How to pass live audio url to Google Speech to Text API - python

I have a url to live audio recording that I'm trying to transcribe using Google Speech to Text API. I am using an example code from the Cloud Speech to Text API. However, the problem is that when I pass the live url I do not receive any output. Below is the relevant portion of my code. Any help would be greatly appreciated!
from google.cloud import speech
from google.cloud.speech import enums
from google.cloud.speech import types
import io
import os
import time
import requests
import numpy as np
from google.cloud import speech
from google.cloud.speech import enums
from google.cloud.speech import types
from urllib.request import urlopen
from datetime import datetime
from datetime import timedelta
os.environ["GOOGLE_APPLICATION_CREDENTIALS"]= "app_creds.json"
def get_stream():
stream = urlopen('streamurl')
duration = 60
begin = datetime.now()
duration = timedelta(seconds=duration)
while datetime.now() - begin < duration:
data = stream.read(8000)
return data
def transcribe_streaming():
"""Streams transcription of the given audio file."""
client = speech.SpeechClient()
content = get_stream()
# In practice, stream should be a generator yielding chunks of audio data.
stream = [content]
requests = (types.StreamingRecognizeRequest(audio_content=chunk)
for chunk in stream)
config = types.RecognitionConfig(
encoding=enums.RecognitionConfig.AudioEncoding.LINEAR16,
sample_rate_hertz=16000,
language_code='en-US')
streaming_config = types.StreamingRecognitionConfig(config=config)
# streaming_recognize returns a generator.
responses = client.streaming_recognize(streaming_config, requests)
for response in responses:
# Once the transcription has settled, the first result will contain the
# is_final result. The other results will be for subsequent portions of
# the audio.
for result in response.results:
print('Finished: {}'.format(result.is_final))
print('Stability: {}'.format(result.stability))
alternatives = result.alternatives
# The alternatives are ordered from most likely to least.
for alternative in alternatives:
print('Confidence: {}'.format(alternative.confidence))
print(u'Transcript: {}'.format(alternative.transcript))

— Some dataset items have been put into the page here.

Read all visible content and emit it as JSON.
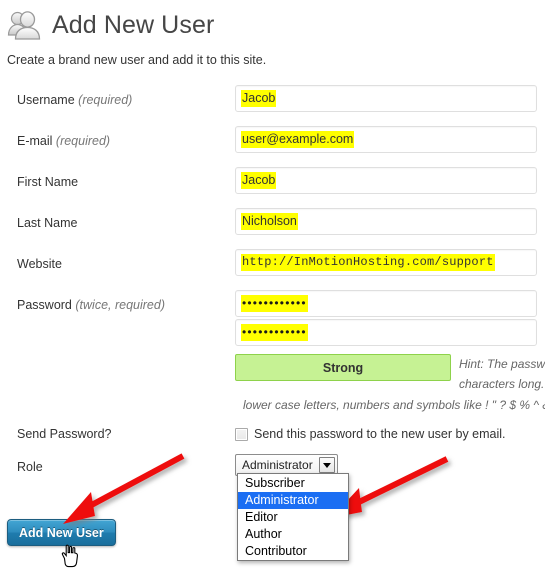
{
  "header": {
    "icon": "users-icon",
    "title": "Add New User",
    "subtitle": "Create a brand new user and add it to this site."
  },
  "form": {
    "fields": [
      {
        "name": "username",
        "label": "Username",
        "qualifier": "(required)",
        "value": "Jacob",
        "type": "text",
        "highlighted": true
      },
      {
        "name": "email",
        "label": "E-mail",
        "qualifier": "(required)",
        "value": "user@example.com",
        "type": "email",
        "highlighted": true
      },
      {
        "name": "first-name",
        "label": "First Name",
        "qualifier": "",
        "value": "Jacob",
        "type": "text",
        "highlighted": true
      },
      {
        "name": "last-name",
        "label": "Last Name",
        "qualifier": "",
        "value": "Nicholson",
        "type": "text",
        "highlighted": true
      },
      {
        "name": "website",
        "label": "Website",
        "qualifier": "",
        "value": "http://InMotionHosting.com/support",
        "type": "url",
        "highlighted": true
      }
    ],
    "password": {
      "label": "Password",
      "qualifier": "(twice, required)",
      "value_masked": "••••••••••••",
      "confirm_masked": "••••••••••••",
      "strength_label": "Strong",
      "strength_color": "#c6f294",
      "strength_border": "#8ed24b",
      "hint_line_1": "Hint: The passwo",
      "hint_line_2": "characters long.",
      "hint_line_3": "lower case letters, numbers and symbols like ! \" ? $ % ^ &"
    },
    "send_password": {
      "label": "Send Password?",
      "checkbox_label": "Send this password to the new user by email.",
      "checked": false
    },
    "role": {
      "label": "Role",
      "selected": "Administrator",
      "options": [
        "Subscriber",
        "Administrator",
        "Editor",
        "Author",
        "Contributor"
      ],
      "open": true,
      "highlight_color": "#1b6ef3"
    },
    "submit_label": "Add New User"
  },
  "annotations": {
    "arrow_color": "#ee1111",
    "arrow_left_target": "add-new-user-button",
    "arrow_right_target": "role-option-administrator",
    "cursor": "hand-pointer-cursor"
  }
}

When sending audio to the Google Speech service, make sure that the service object setup matches the audio encoding. In your particular case
config = types.RecognitionConfig(
encoding=enums.RecognitionConfig.AudioEncoding.LINEAR16,
sample_rate_hertz=16000,
language_code='en-US')
corresponds to single channel, 16KHz, linear 16 bit PCM encoding. See the list of other supported encodings if you need to transcribe audio in different formats.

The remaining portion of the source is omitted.